IBM gets personal with biomedical analytics
Big Blue has unleashed its powerful computers to aid doctors in tailoring treatments. IBM's ($IBM) Clinical Genomics analytics tool is now being tested in Italy to advise physicians on personalized treatment plans based on a bevy of electronic data. (But apparently not genomics data, as the name seems to suggest.)
Clinical Genomics, which an IBM team in Haifa, Israel, developed, crunches data from hospital records, treatment guidelines and a patient's own records to plot a course of treatment for the patient, according to Big Blue's release. Doctors at Fondazione IRCCS Istituto Nazionale dei Tumori, a major cancer treatment center in Italy, are going to test drive the analytics platform.
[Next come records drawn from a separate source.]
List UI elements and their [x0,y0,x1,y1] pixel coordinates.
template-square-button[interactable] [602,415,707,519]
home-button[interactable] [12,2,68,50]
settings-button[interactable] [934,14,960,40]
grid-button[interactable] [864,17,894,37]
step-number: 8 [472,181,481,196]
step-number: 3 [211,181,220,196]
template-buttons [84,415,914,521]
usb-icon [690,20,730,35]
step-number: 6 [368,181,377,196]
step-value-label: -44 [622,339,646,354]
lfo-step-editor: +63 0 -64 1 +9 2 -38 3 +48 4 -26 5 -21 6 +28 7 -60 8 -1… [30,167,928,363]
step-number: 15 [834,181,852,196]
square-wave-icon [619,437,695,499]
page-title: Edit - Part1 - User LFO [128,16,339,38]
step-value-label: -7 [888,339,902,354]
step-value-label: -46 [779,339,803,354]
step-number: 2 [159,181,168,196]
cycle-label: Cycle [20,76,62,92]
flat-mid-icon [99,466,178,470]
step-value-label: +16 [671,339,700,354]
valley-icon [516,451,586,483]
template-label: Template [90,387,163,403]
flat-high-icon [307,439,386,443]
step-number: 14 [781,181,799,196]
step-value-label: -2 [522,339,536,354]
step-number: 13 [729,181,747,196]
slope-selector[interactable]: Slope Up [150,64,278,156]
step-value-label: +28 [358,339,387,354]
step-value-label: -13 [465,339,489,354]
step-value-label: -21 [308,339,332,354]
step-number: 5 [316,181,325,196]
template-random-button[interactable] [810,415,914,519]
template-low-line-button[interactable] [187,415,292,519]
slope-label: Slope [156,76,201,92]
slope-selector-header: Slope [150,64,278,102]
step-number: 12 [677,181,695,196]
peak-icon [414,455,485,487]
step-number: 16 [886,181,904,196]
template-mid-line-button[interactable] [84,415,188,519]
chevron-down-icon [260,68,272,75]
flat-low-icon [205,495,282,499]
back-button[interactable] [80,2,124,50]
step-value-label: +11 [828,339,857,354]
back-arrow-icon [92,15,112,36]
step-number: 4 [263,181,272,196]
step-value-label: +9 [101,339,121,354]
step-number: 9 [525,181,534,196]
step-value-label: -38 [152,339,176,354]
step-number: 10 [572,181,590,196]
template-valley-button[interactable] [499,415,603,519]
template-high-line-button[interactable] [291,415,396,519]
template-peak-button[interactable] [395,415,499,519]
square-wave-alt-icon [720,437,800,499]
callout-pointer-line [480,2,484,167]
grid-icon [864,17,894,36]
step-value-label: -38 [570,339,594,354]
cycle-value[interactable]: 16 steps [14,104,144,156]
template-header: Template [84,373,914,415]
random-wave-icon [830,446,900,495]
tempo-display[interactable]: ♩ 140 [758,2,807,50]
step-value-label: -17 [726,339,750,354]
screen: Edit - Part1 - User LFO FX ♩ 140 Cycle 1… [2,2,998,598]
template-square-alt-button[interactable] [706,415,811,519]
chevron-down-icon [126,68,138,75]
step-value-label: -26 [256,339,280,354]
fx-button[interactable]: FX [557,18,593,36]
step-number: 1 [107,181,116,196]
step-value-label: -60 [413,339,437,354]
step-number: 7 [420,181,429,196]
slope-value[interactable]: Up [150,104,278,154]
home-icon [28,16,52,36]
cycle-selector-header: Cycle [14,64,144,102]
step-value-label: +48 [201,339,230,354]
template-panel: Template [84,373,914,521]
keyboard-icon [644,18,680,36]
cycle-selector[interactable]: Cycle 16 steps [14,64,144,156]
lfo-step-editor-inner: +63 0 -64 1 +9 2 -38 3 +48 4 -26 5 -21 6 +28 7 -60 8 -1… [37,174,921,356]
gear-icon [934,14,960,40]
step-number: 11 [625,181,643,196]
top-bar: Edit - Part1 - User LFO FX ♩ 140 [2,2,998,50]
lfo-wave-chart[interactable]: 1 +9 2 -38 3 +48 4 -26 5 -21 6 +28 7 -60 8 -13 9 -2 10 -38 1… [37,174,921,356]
"Our clinical genomics solution may enable care-givers to personalize treatment and increase its chances of success," explained Haim Nelken, senior manager of integration technologies at IBM Research-Haifa, in the release. "The solution is designed to provide physicians with recommendations that go beyond the results of clinical trials. It may allow them to go deeper into the data and more accurately follow the reasoning that led to choices previously made on the basis of subjective memory, intuition or clinical trial results."
By most accounts, the future of personalizing treatments will involve some use of genomics information. While IBM's analytics could help drill beyond the level of evidence provided in clinical trials data, companies have already begun developing technology that brings DNA data into the hands of doctors to help them understand disease and advance personalized medicine.